Gitarist zijn in een grote rockband

De kaarten liggen dus niet goed voor de SP.A, en het siert John Crombez dat hij zijn twijfels uit. Maar de vraag is of dat de taak is van een partijvoorzitter op nauwelijks twee maanden van de verkiezingen. Verwachten de militanten niet van hun voorzitter dat hij hen moed inspreekt zodat ze ondanks de slechte verwachtingen toch met enthousiasme de campagne instappen? Want makkelijk kan het niet zijn: de strijd aangaan terwijl je weet dat de kansen klein zijn dat je hem wint.

Mocht Crombez opstappen, staat er niet echt een nieuwe voorzitter klaar

Het bijkomende probleem is dat, mocht Crombez opstappen, er voor de Vlaamse socialisten niet echt een nieuwe voorzitter klaarstaat.
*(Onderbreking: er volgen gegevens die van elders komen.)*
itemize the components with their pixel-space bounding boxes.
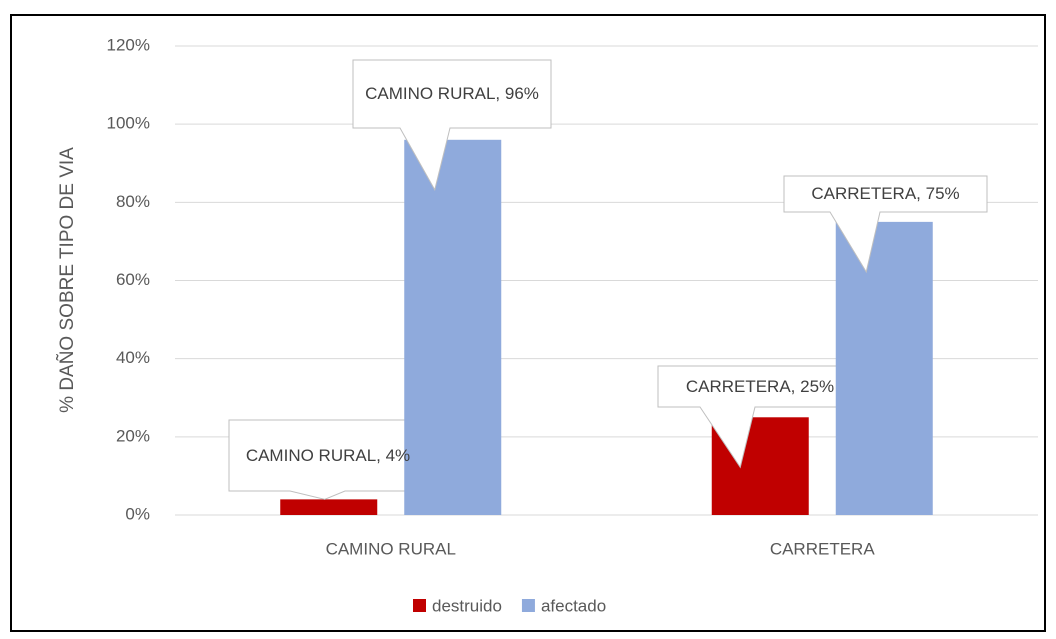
bar [835,221,933,515]
bar [280,499,378,515]
data-label: CAMINO RURAL, 96% [365,84,539,103]
x-tick-label: CAMINO RURAL [326,539,456,558]
callout-box [783,175,988,274]
y-tick-label: 0% [125,504,150,523]
bar [404,139,502,516]
data-label: CAMINO RURAL, 4% [245,445,411,465]
y-tick-label: 60% [116,270,150,289]
x-tick-label: CARRETERA [770,539,876,558]
y-tick-label: 120% [107,35,150,54]
legend-label: afectado [541,596,606,615]
legend-label: destruido [432,596,502,615]
legend-swatch [521,599,535,612]
y-tick-label: 100% [107,114,150,133]
callout-box [352,59,552,192]
data-label: CARRETERA, 25% [685,376,835,396]
y-tick-label: 40% [116,348,150,367]
data-label: CARRETERA, 75% [811,184,960,203]
y-axis-title: % DAÑO SOBRE TIPO DE VIA [56,147,78,413]
y-tick-label: 20% [116,426,150,445]
legend-swatch [413,599,426,612]
y-tick-label: 80% [116,192,150,211]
De voorzitter vervangen als onderdeel van een louteringsproces na een eventuele verkiezingsnederlaag biedt dus ook weinig perspectieven. Vooral omdat op nauwelijks zes maanden na die gemeenteraadsverkiezingen de federale, Vlaamse en Europese verkiezingen wachten. There is no alternative.

In De Morgen geeft Crombez ook toe dat hij “ook liever gitarist zou zijn in een grote rockband.” (Gelukkig voor zijn partij voegt hij eraan toe dat hij “ook erg graag doet wat hij nu doet.") Een politicus kan soms ook te eerlijk zijn.